Emotions and behaviour are controlled by the brain, and so depression – characterised by abnormal emotions and behaviour – presents with measurable changes in the brain, just as a heart attack presents with measurable changes in the heart.
Changes in the brains of people with depression include areas of the brain becoming smaller and communicating less efficiently, and reduced production of new brain cells.
And changes are not only deep within our brain. The bodies of people with depression change too, due to activation of the stress response which leads to raised levels of inflammation and stress hormones.
Extracts of Hari’s book express extreme scepticism of the effectiveness of antidepressants. Use of these drugs certainly shouldn’t go unquestioned.
We still do not know exactly how these drugs work. They work differently on different people and there is much scope for the development of better medication. But they certainly have relevant, positive effects on the brain and the body.
Antidepressants reverse some of the physical effects of depression: increasing production of new brain cells, and reducing inflammation.
Studies using the most rigorous approaches (supported by publicly funded bodies, such as the Medical Research Council, not just pharmaceutical companies as Hari suggests) show that antidepressants lift the pervasive sadness at the core of clinical depression, albeit with varying effects on other symptoms such as sleep or appetite problems.
Hari’s realisation that helping people to connect with the things that really matter in life is essential to improving our mental health.

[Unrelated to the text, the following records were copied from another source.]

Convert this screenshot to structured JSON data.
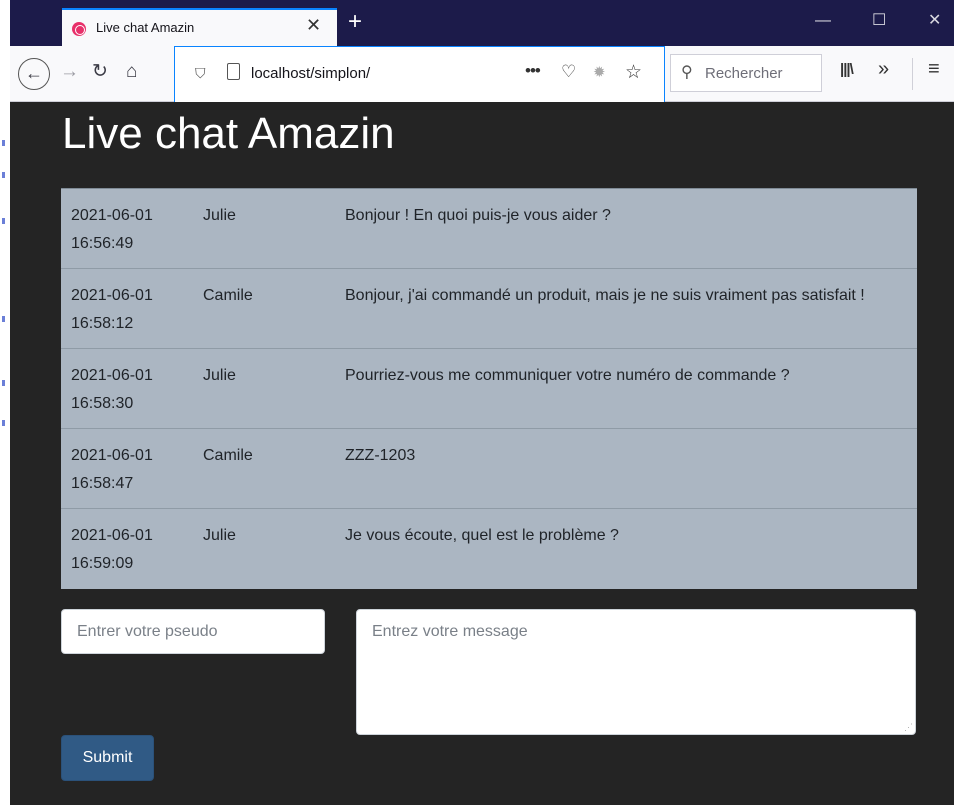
{
  "browser": {
    "tab_title": "Live chat Amazin",
    "tab_close": "✕",
    "new_tab": "+",
    "url": "localhost/simplon/",
    "search_placeholder": "Rechercher",
    "icons": {
      "back": "back-arrow-icon",
      "forward": "forward-arrow-icon",
      "reload": "reload-icon",
      "home": "home-icon",
      "more": "more-icon",
      "pocket": "pocket-icon",
      "extension": "bug-icon",
      "bookmark": "star-icon",
      "search": "search-icon",
      "library": "library-icon",
      "overflow": "overflow-icon",
      "menu": "hamburger-menu-icon"
    },
    "colors": {
      "tab_accent": "#0a84ff",
      "tabbar_bg": "#1c1b4a",
      "favicon": "#e8306a"
    }
  },
  "page": {
    "title": "Live chat Amazin",
    "messages": [
      {
        "date": "2021-06-01",
        "time": "16:56:49",
        "user": "Julie",
        "text": "Bonjour ! En quoi puis-je vous aider ?"
      },
      {
        "date": "2021-06-01",
        "time": "16:58:12",
        "user": "Camile",
        "text": "Bonjour, j'ai commandé un produit, mais je ne suis vraiment pas satisfait !"
      },
      {
        "date": "2021-06-01",
        "time": "16:58:30",
        "user": "Julie",
        "text": "Pourriez-vous me communiquer votre numéro de commande ?"
      },
      {
        "date": "2021-06-01",
        "time": "16:58:47",
        "user": "Camile",
        "text": "ZZZ-1203"
      },
      {
        "date": "2021-06-01",
        "time": "16:59:09",
        "user": "Julie",
        "text": "Je vous écoute, quel est le problème ?"
      }
    ],
    "form": {
      "pseudo_placeholder": "Entrer votre pseudo",
      "pseudo_value": "",
      "message_placeholder": "Entrez votre message",
      "message_value": "",
      "submit_label": "Submit"
    },
    "colors": {
      "background": "#242424",
      "table_bg": "#abb6c2",
      "submit_bg": "#305a85"
    }
  }
}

I, and vast swathes of other medical professionals strongly agree with this. This is no revelation, but it is useful that Hari spells it out.
But suggesting that prescribing antidepressants to a patient who suffers from clinical depression is the equivalent of treating them as a “machine with malfunctioning parts” is wrong, unhelpful and even dangerous.
Contrary to the claim that too many people are prescribed antidepressants, only one in five people with depression in high-income countries receive help, either psychological or pharmacological.
In the developing world, a tiny fraction of people, only one in 27, get help.
There are many reasons for this: lack of information, insufficient mental health services, continuing stigma against patients and professionals.
Of course, it is important to emphasise that antidepressants are only one of a range of possible treatments for depression, and should only be prescribed for clinical depression, the disabling condition that I have described above.
Antidepressants are no cure-all, but demonising them plays into stigma meaning that, tragically, more people will be held back from receiving help for a debilitating condition.
These drugs are not perfect, but for now they are useful for many depressed patients. And they do save lives.